En France, les partisans du maintien à tout prix de l’Algérie française, à commencer par le gouvernement de l’époque, ont fait en sorte que la vérité ne soit pas dite. Après le débat qui a suivi, le 16 juillet 1953, à l’Assemblée nationale, et qui s’est soldé par le refus de constituer une commission d’enquête, aucune des plaintes déposées contre les violences policières commises le 14 juillet 1953 n’a débouché sur des poursuites. La majorité des forces politiques françaises qui ont été au pouvoir dans les années qui ont suivi ont tout fait pour qu’on oublie ce drame.

Seize mois plus tard, le Premier Novembre 1954, le FLN a été fondé par de jeunes militants issus du MTLD (Mouvement pour le triomphe des libertés démocratique), et, durant les huit années de la guerre d’indépendance algérienne, d’autres évènements ont recouvert l’histoire de la manifestation de 1953. A partir du Premier novembre 1954, c’est le FLN qui a été désigné comme l’ennemi à combattre, qui a été qualifié de « hors-la-loi » et de « bandits » par les autorités et par l’essentiel des partis politiques et de la presse. C’est lui qui a incarné l’indépendantisme algérien, symbolisé dans les mains des manifestants du 14 juillet 1953 par la présence du drapeau algérien à l’origine de la fusillade. Et le FLN et ceux qui étaient suspectés d’en faire partie ou de le soutenir par leurs cotisations ont fait l’objet de répressions encore plus violentes, impliquant la pratique d’exécutions sommaires et de la torture, qui s’est étendue systématiquement de l’Algérie coloniale à la France métropolitaine. Des équipes de tueurs constituées, hors de la hiérarchie policière, par le préfet de police, Maurice Papon, opérant la nuit, ont pratiqué des violences dans les bidonvilles et des mitraillages de cafés-hôtels où vivaient les immigrés algériens. Jusqu’aux Accords d’Evian et à l’indépendance de l’Algérie, la partie du gouvernement hostile à cette indépendance, autour du premier ministre, Michel Debré, et du ministre de l’Intérieur, Roger Frey, ont tout fait pour nier les violences commises contre les Algériens en France, et il a fallu attendre les années 1980-90 et le début du XXIe siècle pour qu’on commence à en parler.  

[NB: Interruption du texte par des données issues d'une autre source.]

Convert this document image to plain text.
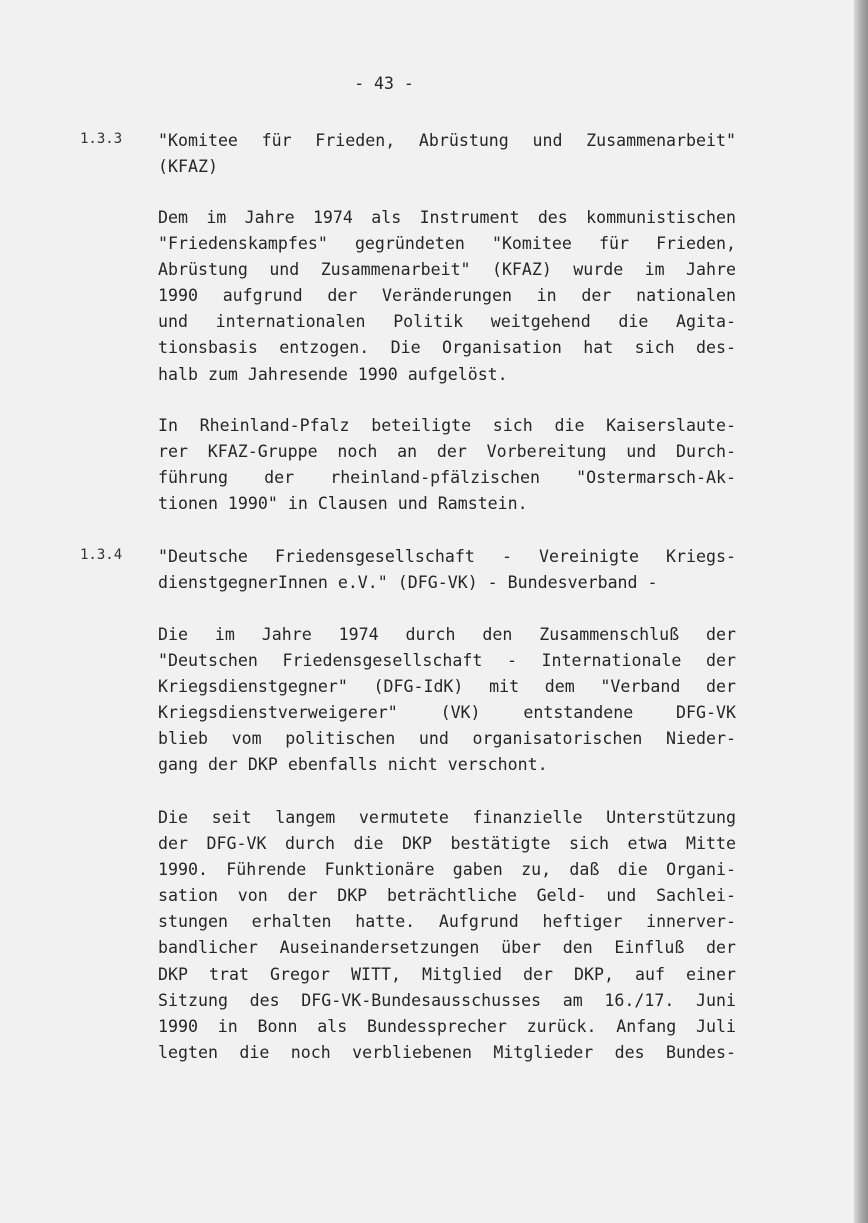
- 43 -
1.3.3 "Komitee für Frieden, Abrüstung und Zusammenarbeit"
(KFAZ)
Dem im Jahre 1974 als Instrument des kommunistischen
"Friedenskampfes" gegründeten "Komitee für Frieden,
Abrüstung und Zusammenarbeit" (KFAZ) wurde im Jahre
1990 aufgrund der Veränderungen in der nationalen
und internationalen Politik weitgehend die Agita-
tionsbasis entzogen. Die Organisation hat sich des-
halb zum Jahresende 1990 aufgelöst.
In Rheinland-Pfalz beteiligte sich die Kaiserslaute-
rer KFAZ-Gruppe noch an der Vorbereitung und Durch-
führung der rheinland-pfälzischen "Ostermarsch-Ak-
tionen 1990" in Clausen und Ramstein.
1.3.4 "Deutsche Friedensgesellschaft - Vereinigte Kriegs-
dienstgegnerInnen e.V." (DFG-VK) - Bundesverband -
Die im Jahre 1974 durch den Zusammenschluß der
"Deutschen Friedensgesellschaft - Internationale der
Kriegsdienstgegner" (DFG-IdK) mit dem "Verband der
Kriegsdienstverweigerer" (VK) entstandene DFG-VK
blieb vom politischen und organisatorischen Nieder-
gang der DKP ebenfalls nicht verschont.
Die seit langem vermutete finanzielle Unterstützung
der DFG-VK durch die DKP bestätigte sich etwa Mitte
1990. Führende Funktionäre gaben zu, daß die Organi-
sation von der DKP beträchtliche Geld- und Sachlei-
stungen erhalten hatte. Aufgrund heftiger innerver-
bandlicher Auseinandersetzungen über den Einfluß der
DKP trat Gregor WITT, Mitglied der DKP, auf einer
Sitzung des DFG-VK-Bundesausschusses am 16./17. Juni
1990 in Bonn als Bundessprecher zurück. Anfang Juli
legten die noch verbliebenen Mitglieder des Bundes-
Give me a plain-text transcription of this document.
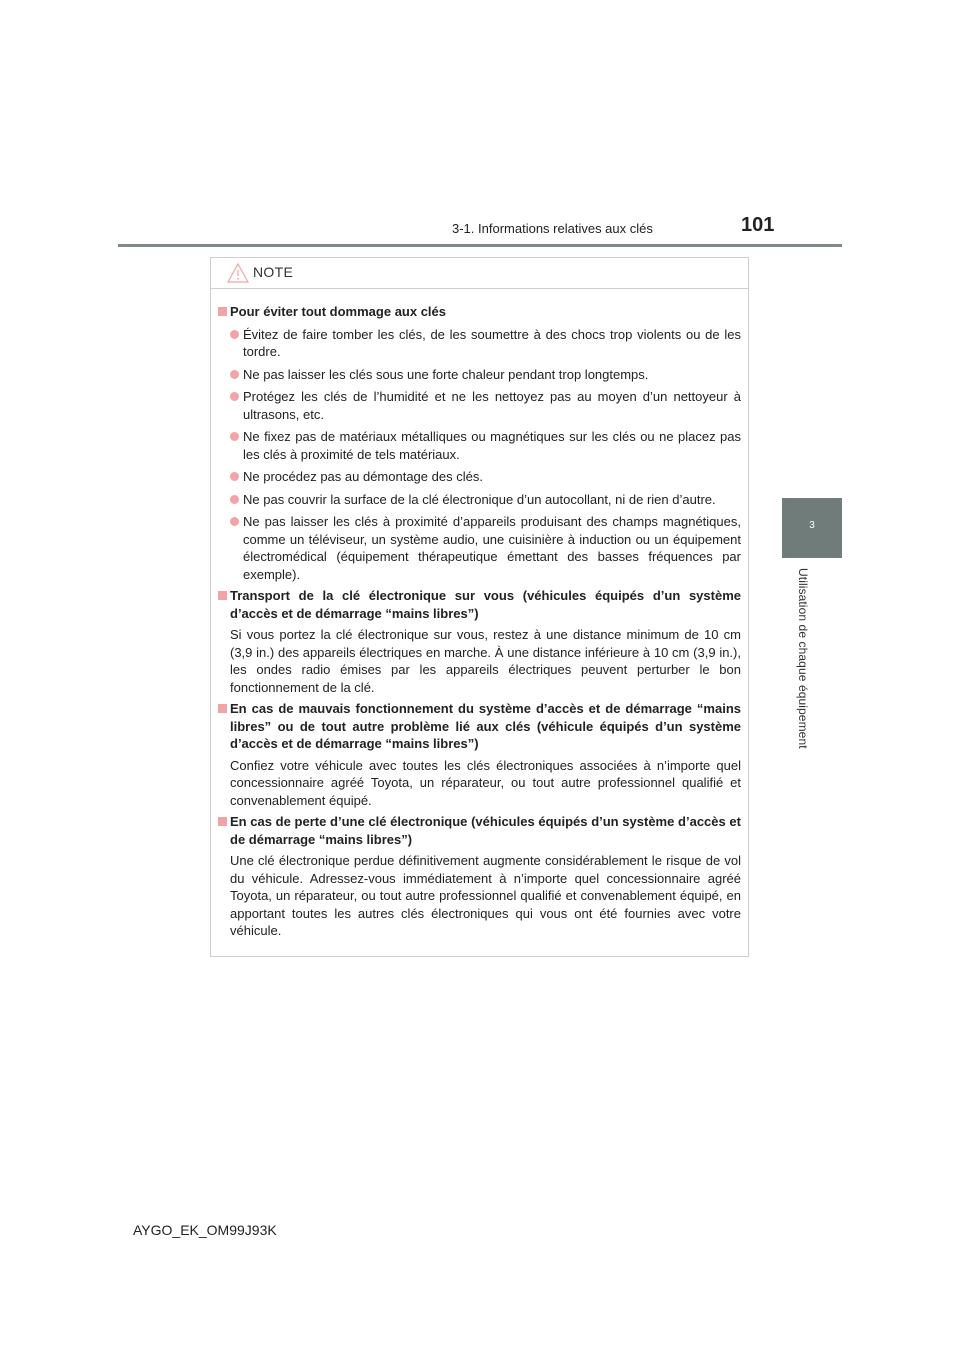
3-1. Informations relatives aux clés	101
3
Utilisation de chaque équipement
NOTE
Pour éviter tout dommage aux clés
Évitez de faire tomber les clés, de les soumettre à des chocs trop violents ou de les tordre.
Ne pas laisser les clés sous une forte chaleur pendant trop longtemps.
Protégez les clés de l’humidité et ne les nettoyez pas au moyen d’un nettoyeur à ultrasons, etc.
Ne fixez pas de matériaux métalliques ou magnétiques sur les clés ou ne placez pas les clés à proximité de tels matériaux.
Ne procédez pas au démontage des clés.
Ne pas couvrir la surface de la clé électronique d’un autocollant, ni de rien d’autre.
Ne pas laisser les clés à proximité d’appareils produisant des champs magnétiques, comme un téléviseur, un système audio, une cuisinière à induction ou un équipement électromédical (équipement thérapeutique émettant des basses fréquences par exemple).
Transport de la clé électronique sur vous (véhicules équipés d’un système d’accès et de démarrage “mains libres”)
Si vous portez la clé électronique sur vous, restez à une distance minimum de 10 cm (3,9 in.) des appareils électriques en marche. À une distance inférieure à 10 cm (3,9 in.), les ondes radio émises par les appareils électriques peuvent perturber le bon fonctionnement de la clé.
En cas de mauvais fonctionnement du système d’accès et de démarrage “mains libres” ou de tout autre problème lié aux clés (véhicule équipés d’un système d’accès et de démarrage “mains libres”)
Confiez votre véhicule avec toutes les clés électroniques associées à n’importe quel concessionnaire agréé Toyota, un réparateur, ou tout autre professionnel qualifié et convenablement équipé.
En cas de perte d’une clé électronique (véhicules équipés d’un système d’accès et de démarrage “mains libres”)
Une clé électronique perdue définitivement augmente considérablement le risque de vol du véhicule. Adressez-vous immédiatement à n’importe quel concessionnaire agréé Toyota, un réparateur, ou tout autre professionnel qualifié et convenablement équipé, en apportant toutes les autres clés électroniques qui vous ont été fournies avec votre véhicule.
AYGO_EK_OM99J93K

Seules des publications clandestines comme Vérité-Liberté, ou la presse du PCF ou proche de lui, les ont dénoncées, cette dernière rompant peu à peu avec une forme de méfiance envers les indépendantistes algériens qu’elle avait eue durant la majeure partie de la guerre.

En Algérie, l’insurrection qui a suivi le Premier Novembre 1954 ont recouvert dans l’actualité tout ce qui avait précédé cette date. Et l’histoire officielle qui s’est mise en place après l’indépendance a eu tendance à laisser de côté tout ce qui l’avait précédée. D’autant que le FLN s’est construit sans les fidèles de Messali Hadj qui était le leader du mouvement qui avait organisé le cortège de 1953, celui dont les manifestants algériens brandissaient le portrait et demandaient la libération. Plus généralement, l’histoire construite et propagée par le régime algérien après l’indépendance s’est efforcée de mettre à l’écart le rôle de l’immigration algérienne en France dans la construction du mouvement national, depuis la fondation, au milieu des années 1920, de l’Etoile nord-africaine jusqu’au rôle de la Fédération de France du FLN, majoritairement hostile, à l’été 1962, à l’installation de l’armée des frontières aux commandes du pays.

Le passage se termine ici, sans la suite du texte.